Lillian Gertrud Asplund,the last survivor of the Titanic who remembered its sinking has passed on at the grand age of 99. At least two other survivors are living, but they were too young to remember what happened. Barbara Joyce West Dainton of Truro, England, was 10 months old and Elizabeth Gladys Millvina Dean of Southampton, England, was 2 months old.
Lillian was just 5 years old when she and her family boarded the Titanic in Southampton, England. She lost her father and three brothers — including a fraternal twin.
Asplund's mother described the sinking in an interview with a Worcester newspaper shortly after the accident.
I could see the icebergs for a great distance around ... It was cold and the little ones were cuddling close to one another and trying to keep from under the feet of the many excited people ... My little girl, Lillie, accompanied me, and my husband said 'Go ahead, we will get into one of the other boats.' He smiled as he said it.

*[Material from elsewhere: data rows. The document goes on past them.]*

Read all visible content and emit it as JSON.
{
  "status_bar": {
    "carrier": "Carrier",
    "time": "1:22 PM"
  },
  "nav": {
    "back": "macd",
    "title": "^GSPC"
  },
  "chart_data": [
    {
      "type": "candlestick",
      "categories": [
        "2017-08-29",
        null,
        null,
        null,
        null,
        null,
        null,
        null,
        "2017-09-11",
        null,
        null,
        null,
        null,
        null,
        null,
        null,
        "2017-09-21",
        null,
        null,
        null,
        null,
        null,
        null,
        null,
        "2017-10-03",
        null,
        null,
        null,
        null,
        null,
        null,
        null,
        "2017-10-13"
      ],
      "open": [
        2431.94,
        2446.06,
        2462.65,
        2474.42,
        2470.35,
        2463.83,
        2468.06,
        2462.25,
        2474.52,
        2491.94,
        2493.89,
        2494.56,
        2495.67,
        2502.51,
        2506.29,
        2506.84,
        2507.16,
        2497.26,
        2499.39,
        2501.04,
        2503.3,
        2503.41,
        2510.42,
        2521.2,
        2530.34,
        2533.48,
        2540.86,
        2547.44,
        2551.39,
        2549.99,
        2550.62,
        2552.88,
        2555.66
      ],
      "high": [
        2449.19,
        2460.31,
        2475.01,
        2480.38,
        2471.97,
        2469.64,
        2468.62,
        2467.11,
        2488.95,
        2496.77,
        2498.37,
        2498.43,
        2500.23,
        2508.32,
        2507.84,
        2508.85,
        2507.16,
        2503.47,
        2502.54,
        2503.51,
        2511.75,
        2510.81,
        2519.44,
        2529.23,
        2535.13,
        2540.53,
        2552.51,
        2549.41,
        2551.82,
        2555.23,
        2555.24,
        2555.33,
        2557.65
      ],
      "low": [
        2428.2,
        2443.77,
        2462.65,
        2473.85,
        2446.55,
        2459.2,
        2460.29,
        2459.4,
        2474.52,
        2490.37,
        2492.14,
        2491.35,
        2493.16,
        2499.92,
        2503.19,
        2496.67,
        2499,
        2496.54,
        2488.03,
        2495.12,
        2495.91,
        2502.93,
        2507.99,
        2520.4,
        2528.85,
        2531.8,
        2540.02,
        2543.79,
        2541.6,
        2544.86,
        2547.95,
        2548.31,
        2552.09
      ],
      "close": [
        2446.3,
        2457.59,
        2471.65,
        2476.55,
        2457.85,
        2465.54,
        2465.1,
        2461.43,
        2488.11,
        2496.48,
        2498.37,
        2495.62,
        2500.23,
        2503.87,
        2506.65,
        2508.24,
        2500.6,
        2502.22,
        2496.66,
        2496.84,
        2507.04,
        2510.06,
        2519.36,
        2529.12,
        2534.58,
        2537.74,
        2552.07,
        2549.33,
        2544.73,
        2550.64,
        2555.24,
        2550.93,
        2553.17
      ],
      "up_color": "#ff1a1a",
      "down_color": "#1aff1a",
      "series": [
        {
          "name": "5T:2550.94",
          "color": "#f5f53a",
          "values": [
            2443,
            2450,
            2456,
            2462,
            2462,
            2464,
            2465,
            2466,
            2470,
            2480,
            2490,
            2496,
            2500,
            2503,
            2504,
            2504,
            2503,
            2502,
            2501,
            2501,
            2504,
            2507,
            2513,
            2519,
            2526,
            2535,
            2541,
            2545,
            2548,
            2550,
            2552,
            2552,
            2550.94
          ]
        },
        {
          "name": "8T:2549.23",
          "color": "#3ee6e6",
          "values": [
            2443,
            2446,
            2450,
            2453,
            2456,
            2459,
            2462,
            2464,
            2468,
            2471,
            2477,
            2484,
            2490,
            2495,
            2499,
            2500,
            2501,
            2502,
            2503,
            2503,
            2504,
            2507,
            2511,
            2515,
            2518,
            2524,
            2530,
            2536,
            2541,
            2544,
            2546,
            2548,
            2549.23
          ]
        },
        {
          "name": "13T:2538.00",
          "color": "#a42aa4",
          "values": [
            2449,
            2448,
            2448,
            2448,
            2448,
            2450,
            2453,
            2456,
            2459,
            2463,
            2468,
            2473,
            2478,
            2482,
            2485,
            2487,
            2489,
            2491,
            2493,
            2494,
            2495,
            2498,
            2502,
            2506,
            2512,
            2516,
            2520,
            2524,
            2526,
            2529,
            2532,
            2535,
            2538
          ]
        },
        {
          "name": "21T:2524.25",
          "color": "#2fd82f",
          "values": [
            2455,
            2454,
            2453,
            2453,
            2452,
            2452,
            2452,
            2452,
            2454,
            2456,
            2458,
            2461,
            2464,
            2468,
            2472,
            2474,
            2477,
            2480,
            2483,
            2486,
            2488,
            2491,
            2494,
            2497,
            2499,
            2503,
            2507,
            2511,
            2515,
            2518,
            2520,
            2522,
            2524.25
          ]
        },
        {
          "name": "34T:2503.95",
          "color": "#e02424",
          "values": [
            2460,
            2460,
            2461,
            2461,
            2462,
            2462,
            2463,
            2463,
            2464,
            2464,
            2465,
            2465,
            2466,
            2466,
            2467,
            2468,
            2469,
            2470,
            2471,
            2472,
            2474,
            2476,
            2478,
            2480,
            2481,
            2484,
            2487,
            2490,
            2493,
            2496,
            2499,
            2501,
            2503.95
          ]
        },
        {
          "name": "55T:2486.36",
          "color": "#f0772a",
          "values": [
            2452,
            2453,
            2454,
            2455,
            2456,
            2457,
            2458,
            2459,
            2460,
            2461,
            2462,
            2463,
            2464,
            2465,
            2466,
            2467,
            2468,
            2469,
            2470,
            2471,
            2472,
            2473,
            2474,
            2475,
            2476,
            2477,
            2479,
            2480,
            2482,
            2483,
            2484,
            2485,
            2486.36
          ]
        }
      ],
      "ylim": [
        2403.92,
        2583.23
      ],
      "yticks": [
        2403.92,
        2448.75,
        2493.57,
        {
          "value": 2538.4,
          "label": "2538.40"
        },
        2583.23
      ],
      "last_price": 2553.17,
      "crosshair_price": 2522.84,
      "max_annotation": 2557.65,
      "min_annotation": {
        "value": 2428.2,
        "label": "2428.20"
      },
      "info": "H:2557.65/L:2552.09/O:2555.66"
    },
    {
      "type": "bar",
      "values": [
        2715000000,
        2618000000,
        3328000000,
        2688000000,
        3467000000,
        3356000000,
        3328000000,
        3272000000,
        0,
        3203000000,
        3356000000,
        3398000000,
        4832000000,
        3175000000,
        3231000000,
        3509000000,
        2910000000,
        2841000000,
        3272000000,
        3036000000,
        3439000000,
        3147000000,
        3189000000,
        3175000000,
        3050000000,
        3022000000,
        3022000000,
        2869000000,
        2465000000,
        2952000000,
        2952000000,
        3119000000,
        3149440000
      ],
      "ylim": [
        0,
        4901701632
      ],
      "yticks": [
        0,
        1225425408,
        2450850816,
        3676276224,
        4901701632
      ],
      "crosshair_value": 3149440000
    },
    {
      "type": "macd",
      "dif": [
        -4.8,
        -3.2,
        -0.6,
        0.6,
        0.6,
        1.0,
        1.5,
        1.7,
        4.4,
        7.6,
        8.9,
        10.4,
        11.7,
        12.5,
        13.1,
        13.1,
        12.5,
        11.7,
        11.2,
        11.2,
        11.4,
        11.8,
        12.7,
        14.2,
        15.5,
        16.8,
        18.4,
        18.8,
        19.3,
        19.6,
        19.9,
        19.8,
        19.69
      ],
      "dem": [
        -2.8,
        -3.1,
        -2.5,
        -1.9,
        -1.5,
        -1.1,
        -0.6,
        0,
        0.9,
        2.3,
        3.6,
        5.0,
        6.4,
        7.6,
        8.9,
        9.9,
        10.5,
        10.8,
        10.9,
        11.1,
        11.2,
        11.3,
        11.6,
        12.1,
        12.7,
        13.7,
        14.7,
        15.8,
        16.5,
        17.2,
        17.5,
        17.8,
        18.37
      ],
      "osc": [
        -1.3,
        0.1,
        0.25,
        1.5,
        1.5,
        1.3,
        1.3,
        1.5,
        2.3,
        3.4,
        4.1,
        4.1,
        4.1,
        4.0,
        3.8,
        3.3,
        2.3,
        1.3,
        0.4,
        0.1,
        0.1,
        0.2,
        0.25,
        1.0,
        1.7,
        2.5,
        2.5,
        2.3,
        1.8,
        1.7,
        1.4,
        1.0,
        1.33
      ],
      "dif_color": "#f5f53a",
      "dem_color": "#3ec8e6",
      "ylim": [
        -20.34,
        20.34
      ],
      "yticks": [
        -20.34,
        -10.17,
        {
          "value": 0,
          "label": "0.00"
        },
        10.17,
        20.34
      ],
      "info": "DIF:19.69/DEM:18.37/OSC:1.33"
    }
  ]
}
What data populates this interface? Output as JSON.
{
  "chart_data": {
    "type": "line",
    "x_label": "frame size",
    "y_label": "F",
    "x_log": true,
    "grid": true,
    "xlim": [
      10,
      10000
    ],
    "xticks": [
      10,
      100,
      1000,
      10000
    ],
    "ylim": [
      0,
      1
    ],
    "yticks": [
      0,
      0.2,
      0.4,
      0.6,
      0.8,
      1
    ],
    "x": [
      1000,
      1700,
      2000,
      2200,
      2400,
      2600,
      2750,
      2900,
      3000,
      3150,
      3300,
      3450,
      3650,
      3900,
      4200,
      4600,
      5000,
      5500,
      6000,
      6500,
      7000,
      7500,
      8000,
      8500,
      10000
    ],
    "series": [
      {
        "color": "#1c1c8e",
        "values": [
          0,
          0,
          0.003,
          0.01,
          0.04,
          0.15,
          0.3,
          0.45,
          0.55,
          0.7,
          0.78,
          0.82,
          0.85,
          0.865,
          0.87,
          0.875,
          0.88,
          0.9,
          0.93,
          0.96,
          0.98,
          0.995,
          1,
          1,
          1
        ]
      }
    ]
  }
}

But Lillian Asplund refused to sit for most interviews even when offered money for doing so, saying, Why do I want money from the Titanic? Look what I lost. A father and three brothers.
Coincidentally, there was no winning bid in a recent auction for a worn beech wood recliner taken from the Titanic as a souvenir by Mr. Thomas Barker, a senior photographer on The Cork Examiner newspaper before the ship left. Bonhams & Butterfields says the deck chair is one of only six left in world.
The estimated value was set at between $75,000 and $100,000 - yet the bidding topped out at $62,000.